Knut Henrik Henriksen
Knut Henrik Henriksen’s show took as its inspiration a meeting between Le Corbusier and Albert Einstein that transpired in 1942. The architect availed himself of the opportunity to explain his work on the Modulor system, an attempt to locate the golden section proportional to the height of the average person. The human body could thus become the pivotal point of built space, promising an ideal basis for commodious, harmonic, universally standardized edifices. Einstein responded that if realized, the Modulor would make “the bad difficult and the good easy.”

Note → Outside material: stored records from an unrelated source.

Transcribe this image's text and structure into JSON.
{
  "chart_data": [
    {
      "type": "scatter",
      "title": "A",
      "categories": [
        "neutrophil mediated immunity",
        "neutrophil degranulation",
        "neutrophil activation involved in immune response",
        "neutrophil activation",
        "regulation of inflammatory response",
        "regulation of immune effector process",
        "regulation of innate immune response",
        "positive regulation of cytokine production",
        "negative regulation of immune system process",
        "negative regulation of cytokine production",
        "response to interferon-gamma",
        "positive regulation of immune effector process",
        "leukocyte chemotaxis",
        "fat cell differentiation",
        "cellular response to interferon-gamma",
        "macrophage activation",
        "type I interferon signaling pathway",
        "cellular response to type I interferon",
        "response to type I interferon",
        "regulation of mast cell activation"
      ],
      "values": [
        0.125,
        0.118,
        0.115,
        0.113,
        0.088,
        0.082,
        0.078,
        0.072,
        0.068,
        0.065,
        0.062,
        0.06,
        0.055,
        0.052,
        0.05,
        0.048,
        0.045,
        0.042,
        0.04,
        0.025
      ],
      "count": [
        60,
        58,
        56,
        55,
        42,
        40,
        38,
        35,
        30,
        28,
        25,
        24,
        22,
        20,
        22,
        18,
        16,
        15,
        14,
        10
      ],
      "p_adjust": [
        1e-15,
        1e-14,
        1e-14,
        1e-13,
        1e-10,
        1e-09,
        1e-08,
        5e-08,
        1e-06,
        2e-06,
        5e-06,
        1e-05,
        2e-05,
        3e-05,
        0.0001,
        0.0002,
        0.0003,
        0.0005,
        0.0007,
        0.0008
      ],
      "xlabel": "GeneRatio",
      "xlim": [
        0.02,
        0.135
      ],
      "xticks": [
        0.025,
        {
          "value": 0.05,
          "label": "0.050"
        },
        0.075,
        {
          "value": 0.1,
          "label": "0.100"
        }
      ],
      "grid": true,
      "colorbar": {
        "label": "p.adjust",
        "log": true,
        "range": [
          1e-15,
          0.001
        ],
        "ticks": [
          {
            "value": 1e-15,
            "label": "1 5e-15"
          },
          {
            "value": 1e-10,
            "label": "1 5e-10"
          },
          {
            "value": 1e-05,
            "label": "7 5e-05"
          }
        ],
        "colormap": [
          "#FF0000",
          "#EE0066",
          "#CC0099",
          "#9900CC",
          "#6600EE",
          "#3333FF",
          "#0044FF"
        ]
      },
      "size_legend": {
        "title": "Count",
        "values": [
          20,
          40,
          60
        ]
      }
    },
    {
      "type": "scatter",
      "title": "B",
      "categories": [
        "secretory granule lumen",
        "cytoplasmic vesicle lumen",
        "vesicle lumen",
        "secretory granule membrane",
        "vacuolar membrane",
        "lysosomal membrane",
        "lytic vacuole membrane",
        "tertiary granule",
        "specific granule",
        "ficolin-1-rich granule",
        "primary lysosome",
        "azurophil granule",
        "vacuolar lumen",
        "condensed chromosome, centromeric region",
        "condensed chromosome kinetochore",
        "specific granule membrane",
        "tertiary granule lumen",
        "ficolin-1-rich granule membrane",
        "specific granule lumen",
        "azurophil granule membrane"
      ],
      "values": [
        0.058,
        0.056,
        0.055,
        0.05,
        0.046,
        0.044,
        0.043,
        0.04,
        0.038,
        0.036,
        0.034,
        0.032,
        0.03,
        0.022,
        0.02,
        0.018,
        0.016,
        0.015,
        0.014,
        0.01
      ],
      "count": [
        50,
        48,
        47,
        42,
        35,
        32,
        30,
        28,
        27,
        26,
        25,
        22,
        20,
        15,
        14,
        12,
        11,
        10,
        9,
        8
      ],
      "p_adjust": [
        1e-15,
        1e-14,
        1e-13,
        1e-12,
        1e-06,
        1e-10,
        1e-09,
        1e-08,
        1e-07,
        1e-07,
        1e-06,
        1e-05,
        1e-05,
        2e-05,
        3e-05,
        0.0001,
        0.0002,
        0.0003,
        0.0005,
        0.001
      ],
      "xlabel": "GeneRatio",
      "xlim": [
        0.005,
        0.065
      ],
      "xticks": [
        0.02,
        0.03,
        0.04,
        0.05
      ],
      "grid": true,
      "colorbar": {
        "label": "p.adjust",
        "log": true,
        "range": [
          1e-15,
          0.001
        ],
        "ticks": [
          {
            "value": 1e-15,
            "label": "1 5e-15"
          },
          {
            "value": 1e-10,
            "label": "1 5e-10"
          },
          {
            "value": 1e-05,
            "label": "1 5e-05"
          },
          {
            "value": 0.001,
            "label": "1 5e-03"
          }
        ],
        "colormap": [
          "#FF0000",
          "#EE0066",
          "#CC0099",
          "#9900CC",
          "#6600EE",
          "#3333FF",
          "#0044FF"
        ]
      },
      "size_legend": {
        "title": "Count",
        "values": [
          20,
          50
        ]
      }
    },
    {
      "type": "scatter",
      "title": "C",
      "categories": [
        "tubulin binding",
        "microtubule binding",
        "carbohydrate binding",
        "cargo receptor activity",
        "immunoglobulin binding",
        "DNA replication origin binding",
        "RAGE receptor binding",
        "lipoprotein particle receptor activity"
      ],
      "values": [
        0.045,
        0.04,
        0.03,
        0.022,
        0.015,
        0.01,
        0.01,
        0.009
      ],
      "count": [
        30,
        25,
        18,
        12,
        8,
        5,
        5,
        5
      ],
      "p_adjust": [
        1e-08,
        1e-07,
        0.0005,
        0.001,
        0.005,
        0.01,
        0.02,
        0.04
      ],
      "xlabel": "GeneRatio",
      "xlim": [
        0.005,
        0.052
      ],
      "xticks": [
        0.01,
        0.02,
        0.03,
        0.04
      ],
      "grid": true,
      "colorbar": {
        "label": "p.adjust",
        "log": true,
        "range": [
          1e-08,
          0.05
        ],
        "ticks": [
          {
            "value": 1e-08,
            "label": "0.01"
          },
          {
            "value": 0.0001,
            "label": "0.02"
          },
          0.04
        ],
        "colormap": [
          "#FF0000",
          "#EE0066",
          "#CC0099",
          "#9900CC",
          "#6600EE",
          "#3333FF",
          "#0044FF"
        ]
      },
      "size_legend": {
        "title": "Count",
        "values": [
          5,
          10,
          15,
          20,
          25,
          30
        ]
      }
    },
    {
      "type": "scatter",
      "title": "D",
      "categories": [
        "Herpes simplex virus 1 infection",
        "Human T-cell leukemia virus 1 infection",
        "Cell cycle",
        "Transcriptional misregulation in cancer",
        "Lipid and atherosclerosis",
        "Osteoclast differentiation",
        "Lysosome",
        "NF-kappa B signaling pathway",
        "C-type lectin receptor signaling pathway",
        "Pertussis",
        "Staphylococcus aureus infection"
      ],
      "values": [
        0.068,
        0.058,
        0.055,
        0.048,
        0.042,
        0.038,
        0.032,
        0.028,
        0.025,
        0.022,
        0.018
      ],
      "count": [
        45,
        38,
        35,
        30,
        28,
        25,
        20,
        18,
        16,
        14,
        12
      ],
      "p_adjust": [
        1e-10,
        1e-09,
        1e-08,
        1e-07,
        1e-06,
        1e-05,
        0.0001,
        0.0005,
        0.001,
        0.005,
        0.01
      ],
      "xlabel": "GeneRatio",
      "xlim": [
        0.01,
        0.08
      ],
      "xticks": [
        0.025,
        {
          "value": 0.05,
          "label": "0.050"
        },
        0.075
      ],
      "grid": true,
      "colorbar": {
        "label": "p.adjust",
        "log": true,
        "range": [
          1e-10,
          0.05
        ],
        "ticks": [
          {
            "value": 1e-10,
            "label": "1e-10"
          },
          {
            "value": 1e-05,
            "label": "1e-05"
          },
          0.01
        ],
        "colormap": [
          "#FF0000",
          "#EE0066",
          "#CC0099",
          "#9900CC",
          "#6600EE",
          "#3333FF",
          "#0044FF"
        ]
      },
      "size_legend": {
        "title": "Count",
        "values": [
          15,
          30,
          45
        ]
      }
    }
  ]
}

In his sculptures and installations, Henriksen often indulges a fascination with endlessly reproducible structures, even if only as models. Instead of master narratives, he offers material and formal displacements in which the malleability of space can be perceived viscerally rather than logically. Implementing Le Corbusier’s quest for a universal standard, Scale of Proportions Which Makes the Bad Difficult and the Good Easy, 2006, is an intervention in the gallery space, lowering its ceiling height to the French architect’s paradigmatic 7' 4 ¾". The new ceiling—consisting of square white grooved Styrofoam panels mounted on a prosaic wooden frame—is in effect a horizontal sculpture that you look at from below. It is the exhibition’s only work, a sort of Bauhaus-meets–Home Depot gesture: Henriksen’s use of cheap standard materials from DIY shops injects the whole scenario with an inescapable sense of the economy and sensations of everyday life. As one stands in the gallery, the new drop ceiling feels more like an amputation of the space or a piston coming down on your head than a divine proportion, and it seems to squeeze your attention from the empty white cube out toward the street life ho-humming past the windows. So while the work does what Minimalist sculpture does best—namely, enhances a sense of scale, material, and perception by means of a kind of elated banality—it at the same time debunks or evades the mystique and sublimity of Minimalism.
Seemingly true to Le Corbusier’s humanist intentions, the beholder becomes the protagonist in the transformed void of the gallery space. However, the paradox is that you find yourself in a place where objects are usually the focus, and instead of mastering the central perspective you become a pawn in a game of transparency turned opaque. Scale of Proportions is also a spoof on the metaphysical overtones of heroic modernism. From the outside at night, one can see how the space created above the drop ceiling makes for a kind of Platonic realm lit up by strip lights, while the lower part—the gallery space—wallows in darkness. This sharp divide between the realm of ideas and the material world is probably akin to the tristesse that confronted the inhabitants of many twentieth-century machines for living as they started to fall apart and became socially compromised housing projects. Teetering between function and dysfunction, aesthetics and morality, play and construction, Henriksen’s works are meditations on how little it often takes to reconstruct or reimagine a corner of the world anew—or to put it out of whack.